Federov noted the hotel room into which Jenkins and the woman had fled. He would send someone to speak to the guest and find out what, if anything, Jenkins or the woman had said to him.

Simon Alekseyov knocked on Federov’s door as he entered the office. “I have the list of female employees who did not report for work this morning. There are six.”

“Did you cross-reference them with their car registration?”

Alekseyov nodded. “Two drive a Hyundai. One is blue. The other is gray.”

Federov motioned for Alekseyov to hand him the sheets of paper. He stared at a picture of Paulina Ponomayova. Forty-eight years of age, she was attractive, with light-brown hair, brown eyes, and a strong jawline. She was also five feet eight inches and weighed 130 pounds, which comported to what Federov had just seen on the tape.

“What do we know of her?”

Alekseyov read from a sheet of paper. “She was hired by the FSB fresh out of Moscow University, where she earned degrees in computer science and systems hardware, and mathematics. At the FSB she has had an exemplary work history, with promotions to positions requiring higher and tighter security clearance.”

Based on the ages of the three sisters already detected, Ponomayova was not one of the seven. Federov looked through her personal life, which was equally unremarkable. She’d been married in her early twenties but divorced. She had no children. Her parents were deceased, as was her only sibling, a younger brother, Ivan.

“She has very little to live for,” Federov said.

“She works as a computer systems analyst for the Directorate of Records and Archives,” Alekseyov said, which meant that Ponomayova would have computer access to all reports filed by all personnel, including reports by and about Russian assets and targets, such as the reports Federov had written about Charles Jenkins.

“You have an address?” Federov said, already moving around his desk to his coat stand.

“Yes.”

Federov grabbed his heavy winter coat and hat from the hook and started from the office, then stopped. “What do you know of Volkov’s condition?”

“He is in the hospital but he is alert,” Alekseyov said.

Federov would stop by to see him when he got the chance. At present, he had a man to catch. “Come. You will drive. I wish to review the file.”

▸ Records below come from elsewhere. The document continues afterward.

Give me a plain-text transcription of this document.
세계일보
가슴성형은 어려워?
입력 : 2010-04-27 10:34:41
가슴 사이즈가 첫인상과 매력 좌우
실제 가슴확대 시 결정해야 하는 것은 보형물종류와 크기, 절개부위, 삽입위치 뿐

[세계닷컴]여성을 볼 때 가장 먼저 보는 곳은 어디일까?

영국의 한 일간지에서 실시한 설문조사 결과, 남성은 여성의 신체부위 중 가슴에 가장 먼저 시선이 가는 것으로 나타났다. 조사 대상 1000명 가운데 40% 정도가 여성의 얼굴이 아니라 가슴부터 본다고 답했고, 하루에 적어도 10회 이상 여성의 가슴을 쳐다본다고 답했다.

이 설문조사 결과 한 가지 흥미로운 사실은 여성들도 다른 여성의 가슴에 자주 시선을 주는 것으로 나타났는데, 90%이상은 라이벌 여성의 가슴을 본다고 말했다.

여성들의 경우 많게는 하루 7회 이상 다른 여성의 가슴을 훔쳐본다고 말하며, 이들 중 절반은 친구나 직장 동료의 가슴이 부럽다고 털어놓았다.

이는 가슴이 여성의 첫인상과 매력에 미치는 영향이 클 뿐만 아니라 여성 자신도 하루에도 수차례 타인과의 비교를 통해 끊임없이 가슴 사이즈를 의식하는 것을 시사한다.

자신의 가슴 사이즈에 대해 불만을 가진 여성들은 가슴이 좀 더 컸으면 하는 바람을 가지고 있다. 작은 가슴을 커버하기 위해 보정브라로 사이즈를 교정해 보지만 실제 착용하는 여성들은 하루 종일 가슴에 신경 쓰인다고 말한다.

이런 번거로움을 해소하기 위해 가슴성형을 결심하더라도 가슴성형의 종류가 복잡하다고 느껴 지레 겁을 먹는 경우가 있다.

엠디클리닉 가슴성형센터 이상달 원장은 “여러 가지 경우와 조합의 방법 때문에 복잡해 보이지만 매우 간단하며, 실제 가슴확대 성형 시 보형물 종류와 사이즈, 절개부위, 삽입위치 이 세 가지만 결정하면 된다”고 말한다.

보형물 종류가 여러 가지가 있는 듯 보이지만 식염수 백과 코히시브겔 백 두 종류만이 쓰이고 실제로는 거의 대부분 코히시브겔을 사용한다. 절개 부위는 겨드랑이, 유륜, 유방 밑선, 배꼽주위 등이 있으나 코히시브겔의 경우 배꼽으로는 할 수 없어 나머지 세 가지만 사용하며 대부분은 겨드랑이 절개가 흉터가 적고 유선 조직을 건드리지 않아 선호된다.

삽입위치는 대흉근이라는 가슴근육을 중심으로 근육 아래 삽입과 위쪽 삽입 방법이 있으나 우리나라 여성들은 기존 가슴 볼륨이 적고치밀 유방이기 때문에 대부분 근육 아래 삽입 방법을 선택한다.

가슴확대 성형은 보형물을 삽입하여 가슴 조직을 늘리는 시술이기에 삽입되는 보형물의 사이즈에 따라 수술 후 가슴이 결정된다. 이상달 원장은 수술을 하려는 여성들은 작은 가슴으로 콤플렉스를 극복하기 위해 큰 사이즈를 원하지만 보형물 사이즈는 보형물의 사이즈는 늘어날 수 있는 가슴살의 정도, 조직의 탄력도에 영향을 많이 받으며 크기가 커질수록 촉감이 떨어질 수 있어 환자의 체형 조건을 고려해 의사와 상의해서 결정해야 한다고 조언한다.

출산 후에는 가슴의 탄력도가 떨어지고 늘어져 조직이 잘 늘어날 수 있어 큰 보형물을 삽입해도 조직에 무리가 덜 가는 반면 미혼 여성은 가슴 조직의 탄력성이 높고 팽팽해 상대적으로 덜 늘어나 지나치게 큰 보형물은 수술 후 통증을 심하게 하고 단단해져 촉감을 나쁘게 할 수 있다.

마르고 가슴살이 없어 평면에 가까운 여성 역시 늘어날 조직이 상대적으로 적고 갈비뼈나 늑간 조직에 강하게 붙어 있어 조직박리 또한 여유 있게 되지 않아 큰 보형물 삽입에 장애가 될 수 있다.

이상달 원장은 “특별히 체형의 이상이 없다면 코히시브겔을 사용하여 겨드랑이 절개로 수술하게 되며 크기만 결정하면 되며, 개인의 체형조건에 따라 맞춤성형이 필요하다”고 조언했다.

Federov stepped from Paulina Ponomayova’s apartment into the drab hall. Inside, FSB technicians would continue processing the apartment, but it appeared to have been cleaned. The shelves and walls contained no framed photographs of family members or friends. They found no photo albums on the shelves and no personal mail, not even junk mail, in any of the drawers. They did not find a computer. The kitchen was spotless and smelled of a lemon-ammonia product, though they had found a spent match in the sink. The rest of the furnishings were equally Spartan. Even the trash bag had been removed from the wastebasket in the kitchen. Federov had a junior officer checking the garbage bins in the parking lot, though he thought it highly unlikely Ponomayova would have dumped anything compromising in so accessible a location.